Recent observations regarding the details of the ornithine cycle are as follows:
CO2 is activated into active CO2 in presence of biotin, N-acetyl glutamic acid and ATP. This active CO2 reacts with ammonia donated from glutamine to form carbamyl phosphate. In the later stage also participation of both N-acetyl glutamate and ATP are necessary. Both steps are catalysed by the enzyme carbamyl phosphate synthetase.
The formed carbamyl phosphate reacts with ornithine in presence of the liver enzyme ornithine transcarbamylase (ornithine carbamyl transferase) to form citrulline (carbamyl ornithine). Citrulline then condenses with aspartic acid in presence of ATP and Mg++ to form arginosuccinate (argininosuccinate).
This reaction is catalysed by a condensing enzyme, arginosuccinate synthetase. Arginosuccinate then splits off into fumaric acid and arginine, influenced by the enzyme arginine synthetase (arginine succinase). In the liver, if arginine is not used for protein synthesis, then arginine is broken down by the enzyme, arginase, to form urea and ornithine. The liberated fumaric acid is converted into oxaloacetic acid in the tricarboxylic acid (TCA) cycle. Oxaloacetic acid is then transaminated into aspartic acid by the enzyme transaminase. The NH3 is donated by glutamic acid or glutamine (Figs 10.36, 10.37, 10.42).
i. Formation of Ammonium Salts:
A small part of ammonia combines with acids, other than carbonic acid, and appears in the urine in the form of ammonium salts, such as ammonium phosphate, sulphate, urate, etc. It is obvious therefore that, the amount of ammonium salts formed will not depend upon the amount of ammonia formation but on the relative proportion of acids and bases in the body. In acidosis more ammonia is needed to neutralize the excess acids, and so there will be proportionate increase in the amount of ammonium salts. In alkalosis opposite changes occur.

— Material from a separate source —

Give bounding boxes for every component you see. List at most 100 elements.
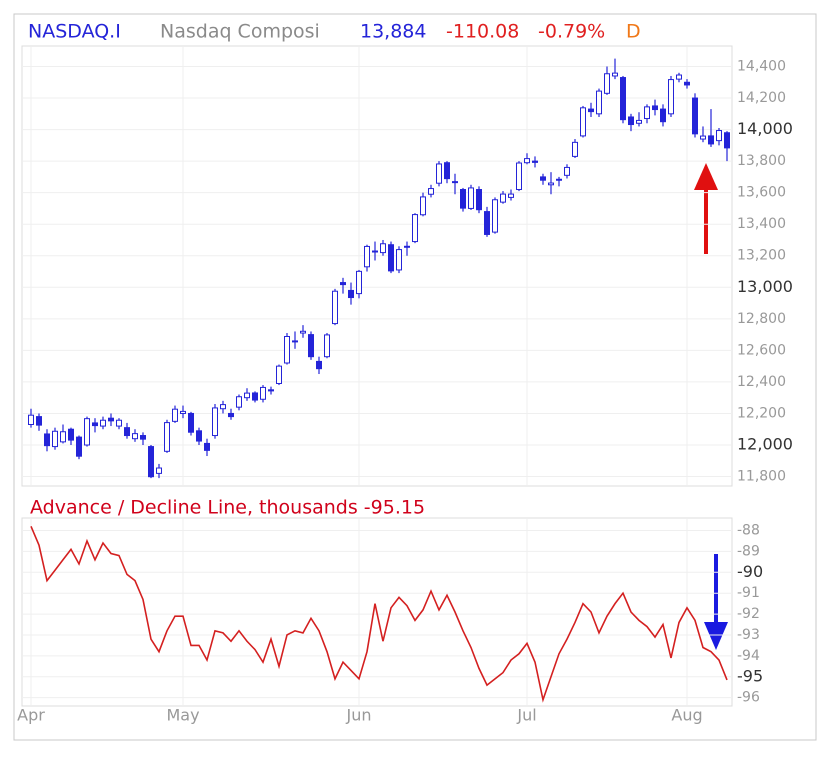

The function served by the formation of ammonium salts is to neutralise acid of the body, so that the blood reaction may remain constant.
ii. Ammonia may be utilized for the Synthesis of Simple Amino Acids:
Such as glycine, alanine etc., and also for amination of glutamic acid to give glutamine.
iii. It may also be used for the Synthesis of Various Nitrogenous Substances:
Such as creatine, purine, uric acid, pyrimidine, lecithin and such others.
2. Fate and Functions of the Non-Nitrogenous Part:
The non-nitrogenous part has the following fate:
i. Some will have the Fate of Carbohydrates:
The non-nitrogenous residues of some amino acids are utilized in the body as carbohydrates. Because, when given to a diabetic animal (depancreatised or after administration of phloridzin), these amino acids increase a corresponding amount of sugar in the urine. For this reason, in a diabetic subject about 60% of food protein is converted into sugar.
Glycine, alanine, aspartic acid, glutamic acid, serine, cysteine, arginine, proline, hydroxyproline, histidine, lysine, isoleucine, citrulline, methionine, valine, threonine, partially phenylalanine and tyrosine belong to this class. These amino acids are called antiketogenic amino acids. Because, they are as carbohydrates in the body and prevent the formation of ketone bodies. They are also called glucogenic.
ii. Some Undergo the Fate of Fats:
There are certain amino acids, viz., leucine and in part isoleucine, phenylalanine and tyrosine, which yield no glucose, but give rise to ketone bodies when administered to a diabetic animal. It is obvious that the non-nitrogenous part of these amino acids is broken down in the body as fatty acids, from which the ketone bodies are formed. It is known that in a diabetic subject about 40% of proteins are converted into ketone bodies. These amino acids are therefore known as ketogenic amino acids.
iii. The Sulphur and Phosphorus:
The sulphur and phosphorus, derived from the non-nitrogenous part of the amino acids, are converted into various sulphur and phosphorus compounds and are excreted as such.